First we have the results of an Agency for Healthcare Research and Quality survey of 600,000 staff from over 1100 hospitals. Half of them “believe their mistakes are held against them, and 54% said that when an adverse event is reported, ‘it feels like the person is being written up, not the problem.’" And two-thirds are concerned that records of errors are maintained in their personnel files. Despite lip service by medical thought leaders, the reported responses have not changed since the last AHRQ survey in 2007.

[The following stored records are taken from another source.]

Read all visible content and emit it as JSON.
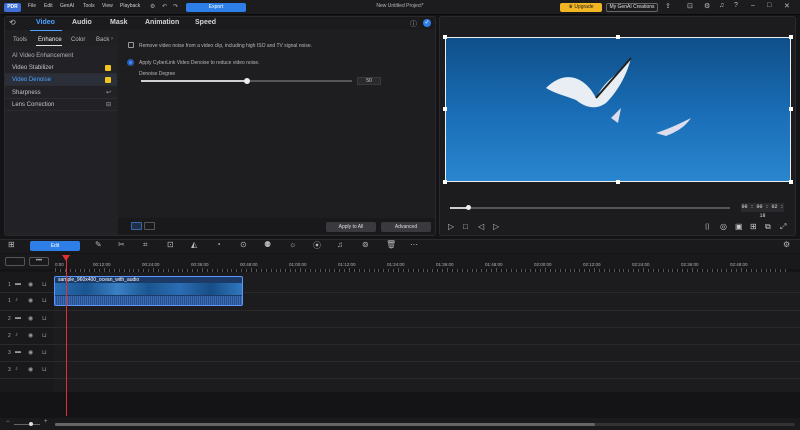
{
  "app": {
    "logo": "PDR",
    "project_title": "New Untitled Project*"
  },
  "menu": [
    "File",
    "Edit",
    "GenAI",
    "Tools",
    "View",
    "Playback"
  ],
  "titlebar": {
    "export_label": "Export",
    "upgrade_label": "Upgrade",
    "genai_label": "My GenAI Creations"
  },
  "edit_panel": {
    "tabs": [
      "Video",
      "Audio",
      "Mask",
      "Animation",
      "Speed"
    ],
    "subtabs": [
      "Tools",
      "Enhance",
      "Color",
      "Back"
    ],
    "list_header": "AI Video Enhancement",
    "items": [
      "Video Stabilizer",
      "Video Denoise",
      "Sharpness",
      "Lens Correction"
    ],
    "option1": "Remove video noise from a video clip, including high ISO and TV signal noise.",
    "option2": "Apply CyberLink Video Denoise to reduce video noise.",
    "degree_label": "Denoise Degree",
    "degree_value": "50",
    "degree_fraction": 0.5,
    "apply_all": "Apply to All",
    "advanced": "Advanced"
  },
  "preview": {
    "timecode": "00 : 00 : 02 : 18",
    "progress_fraction": 0.06
  },
  "timeline": {
    "edit_label": "Edit",
    "ruler": [
      "0:00",
      "00:12:00",
      "00:24:00",
      "00:36:00",
      "00:48:00",
      "01:00:00",
      "01:12:00",
      "01:24:00",
      "01:36:00",
      "01:48:00",
      "02:00:00",
      "02:12:00",
      "02:24:00",
      "02:36:00",
      "02:48:00"
    ],
    "tracks": [
      "1",
      "1",
      "2",
      "2",
      "3",
      "3"
    ],
    "clip_label": "sample_960x400_ocean_with_audio"
  },
  "colors": {
    "accent": "#2d7ee6",
    "upgrade": "#f2b523",
    "active_tab": "#4da3ff",
    "playhead": "#e03030"
  }
}
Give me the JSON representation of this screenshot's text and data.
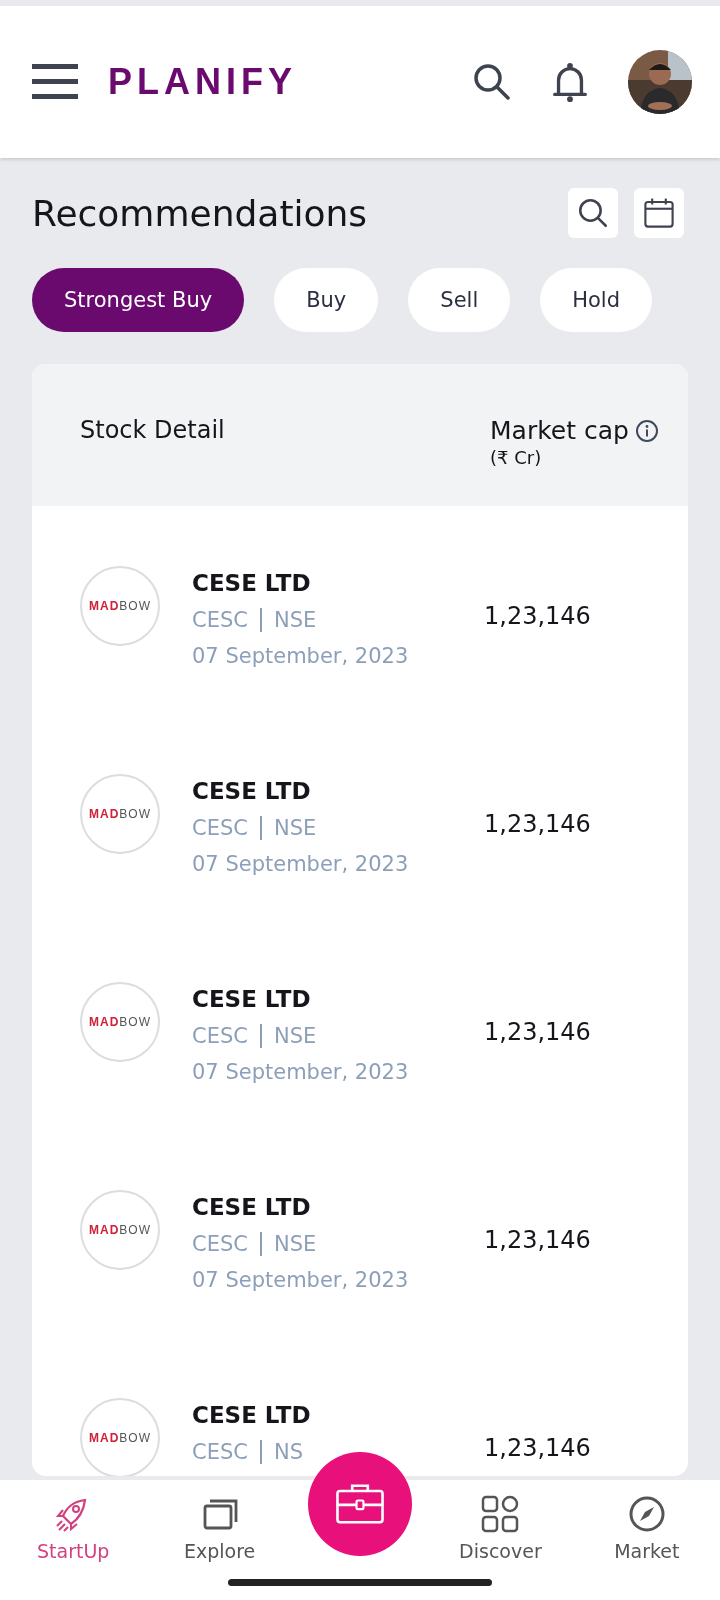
{
  "header": {
    "logo": "PLANIFY"
  },
  "page": {
    "title": "Recommendations"
  },
  "tabs": [
    {
      "label": "Strongest Buy",
      "selected": true
    },
    {
      "label": "Buy",
      "selected": false
    },
    {
      "label": "Sell",
      "selected": false
    },
    {
      "label": "Hold",
      "selected": false
    }
  ],
  "table": {
    "columns": [
      {
        "label": "Stock Detail"
      },
      {
        "label": "Market cap",
        "sub": "(₹ Cr)",
        "info": true
      }
    ],
    "rows": [
      {
        "logo_strong": "MAD",
        "logo_light": "BOW",
        "name": "CESE LTD",
        "symbol": "CESC",
        "exchange": "NSE",
        "date": "07 September, 2023",
        "market_cap": "1,23,146"
      },
      {
        "logo_strong": "MAD",
        "logo_light": "BOW",
        "name": "CESE LTD",
        "symbol": "CESC",
        "exchange": "NSE",
        "date": "07 September, 2023",
        "market_cap": "1,23,146"
      },
      {
        "logo_strong": "MAD",
        "logo_light": "BOW",
        "name": "CESE LTD",
        "symbol": "CESC",
        "exchange": "NSE",
        "date": "07 September, 2023",
        "market_cap": "1,23,146"
      },
      {
        "logo_strong": "MAD",
        "logo_light": "BOW",
        "name": "CESE LTD",
        "symbol": "CESC",
        "exchange": "NSE",
        "date": "07 September, 2023",
        "market_cap": "1,23,146"
      },
      {
        "logo_strong": "MAD",
        "logo_light": "BOW",
        "name": "CESE LTD",
        "symbol": "CESC",
        "exchange": "NS",
        "market_cap": "1,23,146"
      }
    ]
  },
  "bottom_nav": [
    {
      "kind": "rocket",
      "label": "StartUp",
      "selected": true
    },
    {
      "kind": "windows",
      "label": "Explore",
      "selected": false
    },
    {
      "kind": "fab"
    },
    {
      "kind": "grid",
      "label": "Discover",
      "selected": false
    },
    {
      "kind": "compass",
      "label": "Market",
      "selected": false
    }
  ]
}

Much more alarming is the second amednews.com piece, which involves a family secretly recording a conversation with the chief medical officer [CMO] of an Ohio hospital.
Two days after knee surgery, a man died of cardiac arrest apparently secondary to an overlooked high serum potassium level. Before he died, the patient’s children met with the CMO, who had not personally been caring for the patient. Unaware that the conversation was being recorded, the CMO “made sympathetic and apologetic comments and admitted fault on the part of the hospital for Smith's condition, according to court records.”
The Ohio appellate court ruled that the secret recording was admissible and not protected by peer review privilege, as had been argued by the CMO’s lawyers. They had claimed that the CMO had learned of the error via the peer review process. Ohio law states that as long as one party consents, conversations can be recorded.
Thus we are left with pie-in-the-sky appeals for greater transparency and candor regarding medical errors [the so-called “Just Culture”] vs. a litigious society with stealth technical capabilites and a workplace atmosphere of fear and distrust.
Somehow I do not foresee a major change in the way doctors and hospital staffs approach this issue.